His initial guidance to me was quite general: the study should be “exploratory in order to learn what kind of features a good review are bringing up, and to find correlations between certain product features and satisfaction.”
My research questions first sought to find any best practices in terms of analysing app store reviews, then dug into specifically which questions I wanted to answer with the statistics I would come up with. I received a year’s worth of Apple and Google app store data to analyse.
My findings were proprietary so I can only generalise here and I can’t upload the entire paper:
- Most of the time spent for the data analysis was in the “data preprocessing” activity, namely cleansing the data according to given criteria, weeding out suspected “spam,” picking out when the reviewer might be discussing a certain feature, and assigning this portion of the review to that feature. I was only one researcher and did not have the benefit of any software to help me with this.
- 15% of Apple data and 89% of Google (Android device) data was excluded during the preprocessing phase.
- The client’s app store data was consistent with what was reported in the literature: Generally the ratings were four- or five-stars, longer reviews tended to be negative, and Apple reviews were of a higher quality (i.e. much less suspected spam or other reasons to screen out) compared to the Google reviews.

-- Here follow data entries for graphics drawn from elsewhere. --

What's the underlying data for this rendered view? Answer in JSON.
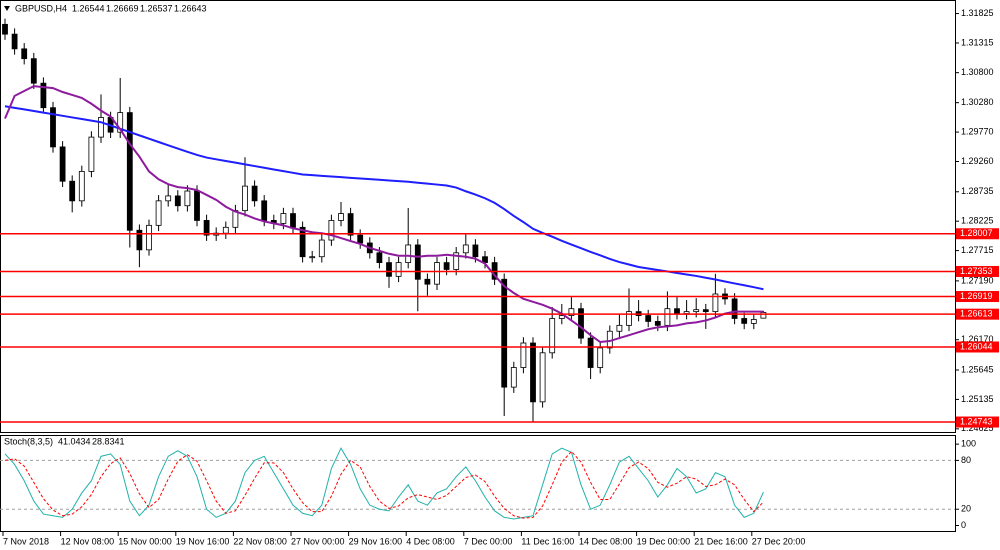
{
  "chart_data": [
    {
      "type": "candlestick",
      "title": "GBPUSD,H4",
      "categories": [
        "7 Nov 2018",
        null,
        null,
        null,
        null,
        null,
        "12 Nov 08:00",
        null,
        null,
        null,
        null,
        null,
        "15 Nov 00:00",
        null,
        null,
        null,
        null,
        null,
        "19 Nov 16:00",
        null,
        null,
        null,
        null,
        null,
        "22 Nov 08:00",
        null,
        null,
        null,
        null,
        null,
        "27 Nov 00:00",
        null,
        null,
        null,
        null,
        null,
        "29 Nov 16:00",
        null,
        null,
        null,
        null,
        null,
        "4 Dec 08:00",
        null,
        null,
        null,
        null,
        null,
        "7 Dec 00:00",
        null,
        null,
        null,
        null,
        null,
        "11 Dec 16:00",
        null,
        null,
        null,
        null,
        null,
        "14 Dec 08:00",
        null,
        null,
        null,
        null,
        null,
        "19 Dec 00:00",
        null,
        null,
        null,
        null,
        null,
        "21 Dec 16:00",
        null,
        null,
        null,
        null,
        null,
        "27 Dec 20:00",
        null
      ],
      "open": [
        1.31638,
        1.31468,
        1.31213,
        1.31043,
        1.30618,
        1.30193,
        1.29513,
        1.28918,
        1.28578,
        1.29088,
        1.29683,
        1.30023,
        1.29768,
        1.30108,
        1.28068,
        1.27728,
        1.28153,
        1.28578,
        1.28663,
        1.28493,
        1.28748,
        1.28238,
        1.27983,
        1.28017,
        1.28119,
        1.28408,
        1.28833,
        1.28578,
        1.28238,
        1.28187,
        1.28357,
        1.28119,
        1.27609,
        1.27609,
        1.27898,
        1.28238,
        1.28357,
        1.27983,
        1.27847,
        1.27677,
        1.27507,
        1.27269,
        1.27507,
        1.27813,
        1.27218,
        1.27133,
        1.27507,
        1.27388,
        1.27677,
        1.27813,
        1.27609,
        1.27507,
        1.27218,
        1.25348,
        1.25688,
        1.26113,
        1.25093,
        1.25943,
        1.26538,
        1.26589,
        1.26708,
        1.26198,
        1.25688,
        1.26028,
        1.26317,
        1.26419,
        1.26657,
        1.26589,
        1.26487,
        1.26419,
        1.26708,
        1.26623,
        1.26657,
        1.26691,
        1.26657,
        1.26963,
        1.26878,
        1.26538,
        1.26453,
        1.26544
      ],
      "high": [
        1.31738,
        1.31568,
        1.31313,
        1.31143,
        1.30718,
        1.30293,
        1.29613,
        1.29018,
        1.29188,
        1.29783,
        1.30423,
        1.30123,
        1.30708,
        1.30208,
        1.28168,
        1.28253,
        1.28678,
        1.28863,
        1.28763,
        1.28848,
        1.28848,
        1.28338,
        1.28117,
        1.28219,
        1.28508,
        1.29333,
        1.28933,
        1.28678,
        1.28338,
        1.28457,
        1.28457,
        1.28219,
        1.27709,
        1.27998,
        1.28338,
        1.28557,
        1.28457,
        1.28083,
        1.27947,
        1.27777,
        1.27607,
        1.27607,
        1.28453,
        1.27913,
        1.27318,
        1.27607,
        1.27607,
        1.27777,
        1.28013,
        1.27913,
        1.27709,
        1.27607,
        1.27318,
        1.25788,
        1.26213,
        1.26213,
        1.26043,
        1.26738,
        1.26789,
        1.26908,
        1.26808,
        1.26298,
        1.26128,
        1.26417,
        1.26619,
        1.27057,
        1.26857,
        1.26689,
        1.26587,
        1.27008,
        1.26908,
        1.26857,
        1.26891,
        1.26791,
        1.27313,
        1.27063,
        1.26978,
        1.26638,
        1.26621,
        1.26669
      ],
      "low": [
        1.31368,
        1.31113,
        1.30943,
        1.30518,
        1.30093,
        1.29413,
        1.28818,
        1.28378,
        1.28478,
        1.28988,
        1.29583,
        1.29668,
        1.29668,
        1.27768,
        1.27428,
        1.27628,
        1.28053,
        1.28478,
        1.28393,
        1.28393,
        1.28138,
        1.27883,
        1.27883,
        1.27917,
        1.28019,
        1.28308,
        1.28478,
        1.28138,
        1.28087,
        1.28087,
        1.28019,
        1.27509,
        1.27509,
        1.27509,
        1.27798,
        1.28138,
        1.27883,
        1.27747,
        1.27577,
        1.27407,
        1.27069,
        1.27169,
        1.27407,
        1.26663,
        1.26933,
        1.27033,
        1.27288,
        1.27288,
        1.27577,
        1.27509,
        1.27407,
        1.27118,
        1.24848,
        1.25248,
        1.25588,
        1.24743,
        1.24993,
        1.25843,
        1.26438,
        1.26489,
        1.26098,
        1.25488,
        1.25588,
        1.25928,
        1.26217,
        1.26319,
        1.26489,
        1.26387,
        1.26319,
        1.26319,
        1.26523,
        1.26523,
        1.26557,
        1.26357,
        1.26557,
        1.26778,
        1.26438,
        1.26353,
        1.26353,
        1.26537
      ],
      "close": [
        1.31468,
        1.31213,
        1.31043,
        1.30618,
        1.30193,
        1.29513,
        1.28918,
        1.28578,
        1.29088,
        1.29683,
        1.30023,
        1.29768,
        1.30108,
        1.28068,
        1.27728,
        1.28153,
        1.28578,
        1.28663,
        1.28493,
        1.28748,
        1.28238,
        1.27983,
        1.28017,
        1.28119,
        1.28408,
        1.28833,
        1.28578,
        1.28238,
        1.28187,
        1.28357,
        1.28119,
        1.27609,
        1.27609,
        1.27898,
        1.28238,
        1.28357,
        1.27983,
        1.27847,
        1.27677,
        1.27507,
        1.27269,
        1.27507,
        1.27813,
        1.27218,
        1.27133,
        1.27507,
        1.27388,
        1.27677,
        1.27813,
        1.27609,
        1.27507,
        1.27218,
        1.25348,
        1.25688,
        1.26113,
        1.25093,
        1.25943,
        1.26538,
        1.26589,
        1.26708,
        1.26198,
        1.25688,
        1.26028,
        1.26317,
        1.26419,
        1.26657,
        1.26589,
        1.26487,
        1.26419,
        1.26708,
        1.26623,
        1.26657,
        1.26691,
        1.26657,
        1.26963,
        1.26878,
        1.26538,
        1.26453,
        1.26521,
        1.26643
      ],
      "candle_color": "#000000",
      "up_fill": "#ffffff",
      "down_fill": "#000000",
      "series": [
        {
          "color": "#1e1eff",
          "values": [
            1.30218,
            1.3019,
            1.30163,
            1.30135,
            1.30107,
            1.3008,
            1.30052,
            1.30024,
            1.29996,
            1.29969,
            1.29941,
            1.29884,
            1.29827,
            1.2977,
            1.29713,
            1.29655,
            1.29598,
            1.29541,
            1.29484,
            1.29427,
            1.29373,
            1.29328,
            1.29298,
            1.29269,
            1.2924,
            1.2921,
            1.29181,
            1.29152,
            1.29122,
            1.29093,
            1.29064,
            1.29034,
            1.29023,
            1.29011,
            1.29,
            1.28988,
            1.28977,
            1.28966,
            1.28954,
            1.28943,
            1.28931,
            1.2892,
            1.28908,
            1.28892,
            1.28876,
            1.2886,
            1.28843,
            1.28808,
            1.28744,
            1.28687,
            1.28623,
            1.28542,
            1.28435,
            1.28316,
            1.28209,
            1.28093,
            1.28022,
            1.27957,
            1.27885,
            1.2782,
            1.27756,
            1.27692,
            1.27634,
            1.27571,
            1.27516,
            1.27474,
            1.27431,
            1.27405,
            1.27378,
            1.27354,
            1.27327,
            1.273,
            1.27276,
            1.27245,
            1.27214,
            1.2718,
            1.27146,
            1.27115,
            1.27081,
            1.27045
          ]
        },
        {
          "color": "#8e1a9e",
          "values": [
            1.30006,
            1.30397,
            1.30482,
            1.30567,
            1.3055,
            1.30533,
            1.30465,
            1.30414,
            1.30363,
            1.30261,
            1.30142,
            1.3004,
            1.29819,
            1.29564,
            1.29343,
            1.29088,
            1.28952,
            1.28867,
            1.28816,
            1.28799,
            1.28765,
            1.2868,
            1.28595,
            1.28476,
            1.28391,
            1.2834,
            1.28272,
            1.28221,
            1.28187,
            1.28153,
            1.28102,
            1.28068,
            1.28034,
            1.28017,
            1.27983,
            1.27932,
            1.27881,
            1.2783,
            1.27762,
            1.27711,
            1.2766,
            1.27626,
            1.27626,
            1.27609,
            1.27626,
            1.27626,
            1.27643,
            1.27626,
            1.27609,
            1.27575,
            1.2749,
            1.27286,
            1.27099,
            1.2698,
            1.26878,
            1.26827,
            1.26776,
            1.26708,
            1.26623,
            1.26504,
            1.26385,
            1.26249,
            1.2613,
            1.26147,
            1.26198,
            1.26249,
            1.263,
            1.26351,
            1.26385,
            1.26402,
            1.26419,
            1.26453,
            1.2647,
            1.26504,
            1.26555,
            1.26623,
            1.26657,
            1.26657,
            1.26657,
            1.26657
          ]
        }
      ],
      "ylim": [
        1.2457,
        1.3206
      ],
      "yticks": [
        1.31825,
        1.31315,
        {
          "value": 1.308,
          "label": "1.30800"
        },
        {
          "value": 1.3028,
          "label": "1.30280"
        },
        {
          "value": 1.2977,
          "label": "1.29770"
        },
        {
          "value": 1.2926,
          "label": "1.29260"
        },
        1.28735,
        1.28225,
        1.27715,
        {
          "value": 1.2719,
          "label": "1.27190"
        },
        {
          "value": 1.2617,
          "label": "1.26170"
        },
        1.25645,
        1.25135,
        1.24625
      ],
      "hlines": [
        1.28007,
        1.27353,
        1.26919,
        1.26613,
        1.26044,
        1.24743
      ],
      "hline_color": "#ff0000"
    },
    {
      "type": "line",
      "title": "Stoch(8,3,5)",
      "series": [
        {
          "color": "#20b2aa",
          "values": [
            88,
            75,
            55,
            30,
            14,
            12,
            10,
            20,
            40,
            55,
            85,
            88,
            75,
            30,
            12,
            25,
            60,
            85,
            92,
            85,
            60,
            20,
            10,
            15,
            30,
            65,
            80,
            85,
            65,
            45,
            25,
            15,
            12,
            25,
            70,
            95,
            75,
            45,
            25,
            20,
            18,
            35,
            50,
            30,
            25,
            40,
            45,
            60,
            72,
            55,
            35,
            18,
            10,
            8,
            10,
            12,
            50,
            88,
            95,
            90,
            50,
            20,
            25,
            50,
            78,
            85,
            70,
            55,
            35,
            50,
            70,
            60,
            40,
            45,
            65,
            60,
            25,
            10,
            15,
            41.0434
          ]
        },
        {
          "color": "#ff0000",
          "dash": true,
          "values": [
            80,
            82,
            73,
            53,
            33,
            19,
            12,
            14,
            23,
            38,
            60,
            76,
            83,
            64,
            39,
            22,
            32,
            57,
            79,
            87,
            79,
            55,
            30,
            15,
            18,
            37,
            58,
            77,
            77,
            65,
            45,
            28,
            17,
            17,
            36,
            63,
            80,
            72,
            48,
            30,
            21,
            24,
            34,
            38,
            35,
            32,
            37,
            48,
            59,
            62,
            54,
            36,
            21,
            12,
            9,
            10,
            24,
            50,
            78,
            91,
            78,
            53,
            32,
            32,
            51,
            71,
            78,
            70,
            53,
            47,
            52,
            60,
            57,
            48,
            50,
            57,
            50,
            32,
            17,
            28.8341
          ]
        }
      ],
      "ylim": [
        -8,
        110
      ],
      "yticks": [
        100,
        80,
        20,
        0
      ],
      "levels": [
        80,
        20
      ]
    }
  ]
}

- Apple customers mentioned more specific features in their reviews but Google customers offered suggestions more often.
- I created 42 possible features to code against. Apple users had about 85% of their comments toward six features, and Google Android users did the same over the top 14 features.
I delivered basic descriptive statistics to the client team (i.e. means and standard deviations) for each research question in a presentation and they found it really helpful. Future research in this topic should definitely explore automation and additional researchers to help code the feature mentions neutrally.